It is ironic that Gandhi's success and Mandela's success were in large measure the result of judges who followed British common law precepts. Here in the U.S. we want to dispose of that common law. A further irony, for those who are fans of Scalia is that Scalia was not a big fan of the common law, preferring statutory law. He was much more of an authoritarian than a genuine conservative. It's the difference between the Napoleonic Code and US Constitutionalism - a heritage we are doing all we can to forget.
I do not get the distinction you are referring to as between the Napoleonic Code and US Constitutionalism. The N Code was essentially a break with feudal laws, imposing the citizenry as the new emperor.
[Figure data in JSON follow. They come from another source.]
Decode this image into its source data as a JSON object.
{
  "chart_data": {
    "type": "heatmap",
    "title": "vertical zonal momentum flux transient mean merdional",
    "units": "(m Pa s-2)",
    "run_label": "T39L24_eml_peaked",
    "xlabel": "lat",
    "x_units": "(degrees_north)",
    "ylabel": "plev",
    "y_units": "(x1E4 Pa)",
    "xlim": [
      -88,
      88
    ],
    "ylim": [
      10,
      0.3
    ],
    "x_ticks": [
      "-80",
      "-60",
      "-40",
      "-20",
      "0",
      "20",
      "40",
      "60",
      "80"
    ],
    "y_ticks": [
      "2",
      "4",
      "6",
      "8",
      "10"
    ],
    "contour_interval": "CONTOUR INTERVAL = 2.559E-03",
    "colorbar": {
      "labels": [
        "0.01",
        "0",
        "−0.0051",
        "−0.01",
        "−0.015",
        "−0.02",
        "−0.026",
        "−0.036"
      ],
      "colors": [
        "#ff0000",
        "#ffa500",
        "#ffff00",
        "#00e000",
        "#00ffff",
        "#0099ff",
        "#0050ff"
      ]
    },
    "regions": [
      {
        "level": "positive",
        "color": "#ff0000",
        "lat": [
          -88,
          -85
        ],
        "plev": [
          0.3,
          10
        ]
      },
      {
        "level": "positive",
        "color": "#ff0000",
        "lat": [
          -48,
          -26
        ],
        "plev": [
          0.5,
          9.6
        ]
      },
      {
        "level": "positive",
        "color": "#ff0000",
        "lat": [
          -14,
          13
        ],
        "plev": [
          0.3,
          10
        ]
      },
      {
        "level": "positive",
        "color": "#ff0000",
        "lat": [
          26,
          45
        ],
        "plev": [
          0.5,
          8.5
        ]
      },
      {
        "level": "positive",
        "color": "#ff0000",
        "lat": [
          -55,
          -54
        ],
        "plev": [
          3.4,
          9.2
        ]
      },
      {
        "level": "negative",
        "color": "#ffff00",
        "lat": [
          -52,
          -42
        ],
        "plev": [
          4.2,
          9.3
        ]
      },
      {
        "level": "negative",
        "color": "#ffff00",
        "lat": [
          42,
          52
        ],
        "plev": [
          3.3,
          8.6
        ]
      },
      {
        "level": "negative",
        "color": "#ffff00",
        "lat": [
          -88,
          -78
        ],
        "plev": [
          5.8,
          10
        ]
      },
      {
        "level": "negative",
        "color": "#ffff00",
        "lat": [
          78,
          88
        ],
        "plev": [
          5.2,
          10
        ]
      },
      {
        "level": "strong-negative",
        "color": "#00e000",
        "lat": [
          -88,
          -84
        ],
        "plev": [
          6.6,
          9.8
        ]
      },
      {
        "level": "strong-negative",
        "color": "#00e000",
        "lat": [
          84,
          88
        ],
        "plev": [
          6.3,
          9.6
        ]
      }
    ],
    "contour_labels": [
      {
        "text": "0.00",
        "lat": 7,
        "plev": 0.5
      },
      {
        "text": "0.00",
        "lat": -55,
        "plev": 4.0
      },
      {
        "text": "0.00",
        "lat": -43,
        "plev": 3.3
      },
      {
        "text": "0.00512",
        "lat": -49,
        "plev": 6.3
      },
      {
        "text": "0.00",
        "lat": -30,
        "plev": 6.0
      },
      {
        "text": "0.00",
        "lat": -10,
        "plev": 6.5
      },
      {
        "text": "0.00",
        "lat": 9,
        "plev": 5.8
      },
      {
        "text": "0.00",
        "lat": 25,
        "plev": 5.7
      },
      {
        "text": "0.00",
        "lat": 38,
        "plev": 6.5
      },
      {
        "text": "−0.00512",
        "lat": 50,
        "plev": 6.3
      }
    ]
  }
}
USC is an appeal to Natural Law as codified in Mosaic law and the Magna Carta. We have avoided the curse of the French Revolution by insisting on natural human rights apart from the legislative process. The French have not. Theirs is a purer form of democracy. As such it establishes the morality of the majority rather than codifying under the authority of God and Nature.
The USC appeals to a body of truth superior to itself or its people. NC appeals to the will of the masses as the source of truth. The NC is secular. The USC is not.
“He was much more of an authoritarian than a genuine conservative”
That’s true, and a reason I wasn’t as enamored of him either. But if he was 15% objectionable, he was also 85% acceptable. His defense of Second Amendment rights being the best example.
What is happening now is a burlesque of both Common and Statutory law. It is judicial insurrection. That the former head of a federal police agency and the employees of that agency and its parent agency are engaging in a Hail Mary offense against the Constitutional head of those agencies shows that they are not using the law as intended but rather as a weapon in their insurrection.